I wouldn't do that either, but it's even less secure than that because the software would have credentials to the source control system. It also means your source control system has to be public.
Not insecure for the customer, insecure for you, the software vendor.
"Build Systems Ă la Carte" is not so much ringing a bell as shattering it with the force of its dong.
https://www.microsoft.com/en-us/research/uploads/prod/2018/0...
To expand, the OP ends with an "ideal world" that sounds to me an awful lot like someone's put the full expressive power of Build Systems Ă la Carte into a programmable platform, accessible by API.
Nitpick: I think you meant to write "gong".
Call me crazy, but I don't think they did...

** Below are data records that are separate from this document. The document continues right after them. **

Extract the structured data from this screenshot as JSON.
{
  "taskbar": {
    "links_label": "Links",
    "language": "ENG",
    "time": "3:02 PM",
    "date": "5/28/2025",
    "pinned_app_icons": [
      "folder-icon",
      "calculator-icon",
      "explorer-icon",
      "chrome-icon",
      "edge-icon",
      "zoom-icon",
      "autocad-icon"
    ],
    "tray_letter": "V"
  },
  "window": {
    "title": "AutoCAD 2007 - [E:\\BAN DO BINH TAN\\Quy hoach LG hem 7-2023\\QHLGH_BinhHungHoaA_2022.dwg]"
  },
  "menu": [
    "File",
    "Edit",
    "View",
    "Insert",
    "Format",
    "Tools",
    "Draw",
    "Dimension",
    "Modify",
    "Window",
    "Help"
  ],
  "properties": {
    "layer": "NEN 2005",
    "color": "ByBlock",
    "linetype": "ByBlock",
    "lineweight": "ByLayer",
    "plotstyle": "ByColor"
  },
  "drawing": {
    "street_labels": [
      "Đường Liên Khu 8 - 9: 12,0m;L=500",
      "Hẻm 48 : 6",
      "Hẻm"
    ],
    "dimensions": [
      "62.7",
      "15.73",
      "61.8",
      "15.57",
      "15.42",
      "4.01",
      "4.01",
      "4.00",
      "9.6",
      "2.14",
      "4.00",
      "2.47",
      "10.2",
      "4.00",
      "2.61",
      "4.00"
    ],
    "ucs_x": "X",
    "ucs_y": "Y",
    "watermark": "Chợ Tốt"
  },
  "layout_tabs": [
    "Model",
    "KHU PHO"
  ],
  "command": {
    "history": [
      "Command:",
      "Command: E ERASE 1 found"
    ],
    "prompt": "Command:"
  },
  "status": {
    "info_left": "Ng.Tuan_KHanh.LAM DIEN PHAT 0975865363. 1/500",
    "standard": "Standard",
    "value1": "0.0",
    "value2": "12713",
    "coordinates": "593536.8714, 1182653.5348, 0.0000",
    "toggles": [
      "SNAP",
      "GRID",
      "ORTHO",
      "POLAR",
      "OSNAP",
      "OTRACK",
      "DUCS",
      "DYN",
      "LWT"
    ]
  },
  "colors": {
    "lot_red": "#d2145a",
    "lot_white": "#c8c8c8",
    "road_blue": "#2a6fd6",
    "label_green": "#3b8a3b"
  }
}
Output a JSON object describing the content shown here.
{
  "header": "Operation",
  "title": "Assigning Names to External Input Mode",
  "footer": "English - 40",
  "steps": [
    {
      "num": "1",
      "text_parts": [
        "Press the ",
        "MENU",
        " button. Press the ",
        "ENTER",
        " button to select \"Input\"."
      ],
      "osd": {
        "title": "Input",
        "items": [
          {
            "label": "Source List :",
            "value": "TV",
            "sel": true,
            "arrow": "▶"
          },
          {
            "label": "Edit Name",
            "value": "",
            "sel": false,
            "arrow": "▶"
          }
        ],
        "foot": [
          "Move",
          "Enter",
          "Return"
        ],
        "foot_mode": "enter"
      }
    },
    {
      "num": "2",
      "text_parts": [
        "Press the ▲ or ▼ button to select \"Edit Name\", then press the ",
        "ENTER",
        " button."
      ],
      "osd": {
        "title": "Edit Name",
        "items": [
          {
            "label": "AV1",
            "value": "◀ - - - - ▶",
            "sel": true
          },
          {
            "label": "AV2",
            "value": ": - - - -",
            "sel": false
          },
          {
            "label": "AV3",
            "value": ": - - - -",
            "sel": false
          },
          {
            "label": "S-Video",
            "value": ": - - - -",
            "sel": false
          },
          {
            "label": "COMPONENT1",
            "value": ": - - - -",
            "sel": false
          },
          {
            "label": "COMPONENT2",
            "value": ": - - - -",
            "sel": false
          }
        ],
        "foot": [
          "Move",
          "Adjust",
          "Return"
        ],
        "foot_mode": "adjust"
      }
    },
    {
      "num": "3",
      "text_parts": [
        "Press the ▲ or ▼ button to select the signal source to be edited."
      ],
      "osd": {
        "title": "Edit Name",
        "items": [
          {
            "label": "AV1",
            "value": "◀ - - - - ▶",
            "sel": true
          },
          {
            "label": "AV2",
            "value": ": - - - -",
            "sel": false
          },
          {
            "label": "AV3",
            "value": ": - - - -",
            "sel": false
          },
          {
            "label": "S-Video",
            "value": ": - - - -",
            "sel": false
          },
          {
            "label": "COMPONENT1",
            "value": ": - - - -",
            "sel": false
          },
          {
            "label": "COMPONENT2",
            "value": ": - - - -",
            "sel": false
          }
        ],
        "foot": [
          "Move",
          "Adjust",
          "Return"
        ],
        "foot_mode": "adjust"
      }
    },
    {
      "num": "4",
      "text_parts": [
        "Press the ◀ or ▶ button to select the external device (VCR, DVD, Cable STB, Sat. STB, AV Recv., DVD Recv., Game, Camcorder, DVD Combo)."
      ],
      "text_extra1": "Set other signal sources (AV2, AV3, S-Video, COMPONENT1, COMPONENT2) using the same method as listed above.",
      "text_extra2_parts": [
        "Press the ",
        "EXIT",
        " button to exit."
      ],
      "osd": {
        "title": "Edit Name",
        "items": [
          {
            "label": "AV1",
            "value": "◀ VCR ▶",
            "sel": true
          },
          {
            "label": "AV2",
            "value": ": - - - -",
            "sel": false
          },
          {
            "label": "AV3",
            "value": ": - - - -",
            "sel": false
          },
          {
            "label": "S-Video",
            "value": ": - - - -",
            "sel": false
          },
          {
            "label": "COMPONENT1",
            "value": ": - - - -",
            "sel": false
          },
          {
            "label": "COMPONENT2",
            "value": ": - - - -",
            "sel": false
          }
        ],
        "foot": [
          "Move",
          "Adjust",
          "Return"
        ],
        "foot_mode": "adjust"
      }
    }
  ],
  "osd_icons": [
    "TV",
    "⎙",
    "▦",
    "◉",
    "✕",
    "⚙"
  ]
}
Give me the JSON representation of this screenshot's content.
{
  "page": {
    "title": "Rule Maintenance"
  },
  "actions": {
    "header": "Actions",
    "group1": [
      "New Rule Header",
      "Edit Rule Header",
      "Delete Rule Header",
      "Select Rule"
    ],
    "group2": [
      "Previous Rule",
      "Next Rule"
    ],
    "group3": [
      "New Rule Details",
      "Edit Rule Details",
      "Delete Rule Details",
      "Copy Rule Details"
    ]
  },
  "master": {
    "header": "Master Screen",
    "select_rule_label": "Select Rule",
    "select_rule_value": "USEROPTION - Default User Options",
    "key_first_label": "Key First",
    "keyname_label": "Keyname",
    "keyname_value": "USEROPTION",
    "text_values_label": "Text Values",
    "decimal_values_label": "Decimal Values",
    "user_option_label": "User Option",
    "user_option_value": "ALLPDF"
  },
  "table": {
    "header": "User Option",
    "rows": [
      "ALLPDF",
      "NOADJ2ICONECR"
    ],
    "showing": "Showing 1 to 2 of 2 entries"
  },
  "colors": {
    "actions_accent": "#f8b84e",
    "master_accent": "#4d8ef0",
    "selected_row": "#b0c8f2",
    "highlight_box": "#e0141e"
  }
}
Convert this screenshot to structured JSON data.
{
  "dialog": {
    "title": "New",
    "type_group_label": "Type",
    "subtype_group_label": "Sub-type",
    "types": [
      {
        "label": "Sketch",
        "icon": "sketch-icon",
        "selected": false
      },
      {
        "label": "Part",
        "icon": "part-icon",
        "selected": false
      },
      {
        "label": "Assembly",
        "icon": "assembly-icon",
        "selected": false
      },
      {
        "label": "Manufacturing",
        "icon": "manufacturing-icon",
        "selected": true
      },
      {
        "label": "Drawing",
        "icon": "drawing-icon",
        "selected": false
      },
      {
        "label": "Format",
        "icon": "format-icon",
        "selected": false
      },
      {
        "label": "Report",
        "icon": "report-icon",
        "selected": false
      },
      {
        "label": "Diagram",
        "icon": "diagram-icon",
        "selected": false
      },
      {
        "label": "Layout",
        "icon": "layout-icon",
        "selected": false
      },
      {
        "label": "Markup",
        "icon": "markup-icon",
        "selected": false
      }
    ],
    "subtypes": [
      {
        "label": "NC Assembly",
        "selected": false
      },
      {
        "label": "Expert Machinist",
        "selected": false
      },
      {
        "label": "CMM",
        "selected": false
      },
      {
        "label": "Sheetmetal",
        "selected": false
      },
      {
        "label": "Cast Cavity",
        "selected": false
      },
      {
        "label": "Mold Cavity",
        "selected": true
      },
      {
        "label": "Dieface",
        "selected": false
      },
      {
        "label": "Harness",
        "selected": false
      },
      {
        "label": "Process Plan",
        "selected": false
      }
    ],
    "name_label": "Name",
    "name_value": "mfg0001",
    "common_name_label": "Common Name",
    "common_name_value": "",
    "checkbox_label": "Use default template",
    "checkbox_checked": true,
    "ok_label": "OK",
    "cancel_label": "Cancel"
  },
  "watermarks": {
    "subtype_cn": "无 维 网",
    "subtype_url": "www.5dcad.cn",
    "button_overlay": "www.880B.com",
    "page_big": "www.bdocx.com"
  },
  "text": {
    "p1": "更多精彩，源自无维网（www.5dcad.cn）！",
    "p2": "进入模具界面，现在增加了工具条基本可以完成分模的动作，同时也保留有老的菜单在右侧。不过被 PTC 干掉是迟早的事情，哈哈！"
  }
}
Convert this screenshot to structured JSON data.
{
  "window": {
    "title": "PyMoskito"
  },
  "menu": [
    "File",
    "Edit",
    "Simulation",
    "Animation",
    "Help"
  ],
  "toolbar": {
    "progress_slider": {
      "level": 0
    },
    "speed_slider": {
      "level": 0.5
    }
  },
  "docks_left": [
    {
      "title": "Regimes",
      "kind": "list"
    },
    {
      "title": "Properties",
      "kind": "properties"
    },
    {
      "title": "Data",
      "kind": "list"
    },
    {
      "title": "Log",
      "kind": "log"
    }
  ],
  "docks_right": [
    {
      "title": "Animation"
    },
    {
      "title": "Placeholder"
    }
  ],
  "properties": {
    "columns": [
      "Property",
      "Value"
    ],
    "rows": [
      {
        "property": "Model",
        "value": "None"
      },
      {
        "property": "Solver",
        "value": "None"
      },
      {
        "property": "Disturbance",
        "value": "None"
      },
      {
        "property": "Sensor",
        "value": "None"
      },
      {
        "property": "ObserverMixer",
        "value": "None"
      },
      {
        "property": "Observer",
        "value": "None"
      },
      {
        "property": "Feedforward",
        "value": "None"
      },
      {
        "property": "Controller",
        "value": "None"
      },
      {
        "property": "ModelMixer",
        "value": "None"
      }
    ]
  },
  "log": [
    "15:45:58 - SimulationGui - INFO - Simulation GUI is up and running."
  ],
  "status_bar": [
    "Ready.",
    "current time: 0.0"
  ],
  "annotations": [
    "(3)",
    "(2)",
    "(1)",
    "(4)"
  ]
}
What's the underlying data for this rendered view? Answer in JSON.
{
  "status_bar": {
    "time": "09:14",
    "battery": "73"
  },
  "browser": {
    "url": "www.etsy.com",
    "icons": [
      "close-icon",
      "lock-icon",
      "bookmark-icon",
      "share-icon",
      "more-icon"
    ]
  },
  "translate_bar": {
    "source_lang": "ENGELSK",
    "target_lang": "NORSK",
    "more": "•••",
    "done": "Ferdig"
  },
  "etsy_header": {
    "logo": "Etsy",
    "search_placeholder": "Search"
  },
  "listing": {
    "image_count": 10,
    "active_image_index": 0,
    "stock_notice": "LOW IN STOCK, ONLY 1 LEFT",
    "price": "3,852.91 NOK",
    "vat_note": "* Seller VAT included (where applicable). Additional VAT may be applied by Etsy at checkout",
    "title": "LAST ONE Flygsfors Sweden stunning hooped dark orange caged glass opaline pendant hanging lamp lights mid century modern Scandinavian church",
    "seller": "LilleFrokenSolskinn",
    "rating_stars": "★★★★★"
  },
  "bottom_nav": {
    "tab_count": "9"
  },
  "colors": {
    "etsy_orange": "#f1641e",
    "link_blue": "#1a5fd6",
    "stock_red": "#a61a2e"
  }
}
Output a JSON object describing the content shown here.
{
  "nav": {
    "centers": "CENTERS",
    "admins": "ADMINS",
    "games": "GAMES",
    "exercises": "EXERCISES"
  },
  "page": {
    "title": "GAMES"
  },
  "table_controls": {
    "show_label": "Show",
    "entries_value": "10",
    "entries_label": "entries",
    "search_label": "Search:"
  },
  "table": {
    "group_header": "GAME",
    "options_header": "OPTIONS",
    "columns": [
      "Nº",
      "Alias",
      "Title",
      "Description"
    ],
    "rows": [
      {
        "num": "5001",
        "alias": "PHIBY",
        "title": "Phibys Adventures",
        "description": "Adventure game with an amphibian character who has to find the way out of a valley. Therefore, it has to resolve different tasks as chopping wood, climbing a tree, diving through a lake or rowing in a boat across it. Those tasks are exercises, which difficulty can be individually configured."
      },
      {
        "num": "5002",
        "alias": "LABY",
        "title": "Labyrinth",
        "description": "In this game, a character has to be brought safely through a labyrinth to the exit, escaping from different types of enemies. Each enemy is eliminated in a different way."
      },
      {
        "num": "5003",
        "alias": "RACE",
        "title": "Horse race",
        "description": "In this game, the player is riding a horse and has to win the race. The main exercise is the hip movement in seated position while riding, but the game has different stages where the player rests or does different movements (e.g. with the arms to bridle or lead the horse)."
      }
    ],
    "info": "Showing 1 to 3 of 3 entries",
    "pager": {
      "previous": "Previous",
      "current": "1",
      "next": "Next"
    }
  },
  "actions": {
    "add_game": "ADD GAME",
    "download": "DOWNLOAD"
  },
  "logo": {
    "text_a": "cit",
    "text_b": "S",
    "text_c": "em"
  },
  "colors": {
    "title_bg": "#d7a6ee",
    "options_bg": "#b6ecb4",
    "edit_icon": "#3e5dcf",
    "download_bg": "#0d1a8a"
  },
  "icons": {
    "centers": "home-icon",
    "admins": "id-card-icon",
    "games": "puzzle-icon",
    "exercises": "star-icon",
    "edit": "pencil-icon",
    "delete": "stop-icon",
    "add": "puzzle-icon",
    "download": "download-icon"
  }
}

It genuinely hadn't crossed my mind that a CI system and a build system were different things - maybe because I usually work in dynamic rather than compiled languages?
I've used Jenkins, Circle CI, GitLab and GitHub Actions and I've always considered them to be a "remote code execution in response to triggers relating to my coding workflow" systems, which I think covers both build and CI.
Did your dynamic languages not have some sort of build tool? Heck, Javascript has Gulp, Grunt, Webpack, a million others. Ruby has rake, Python pipenv/poetry, I guess. Python is actually kind of outlier, I guess you're expected to write Python scripts to manage your packaging and such.
Same boat. I am surprised that I had to to scroll so far down to see this comment.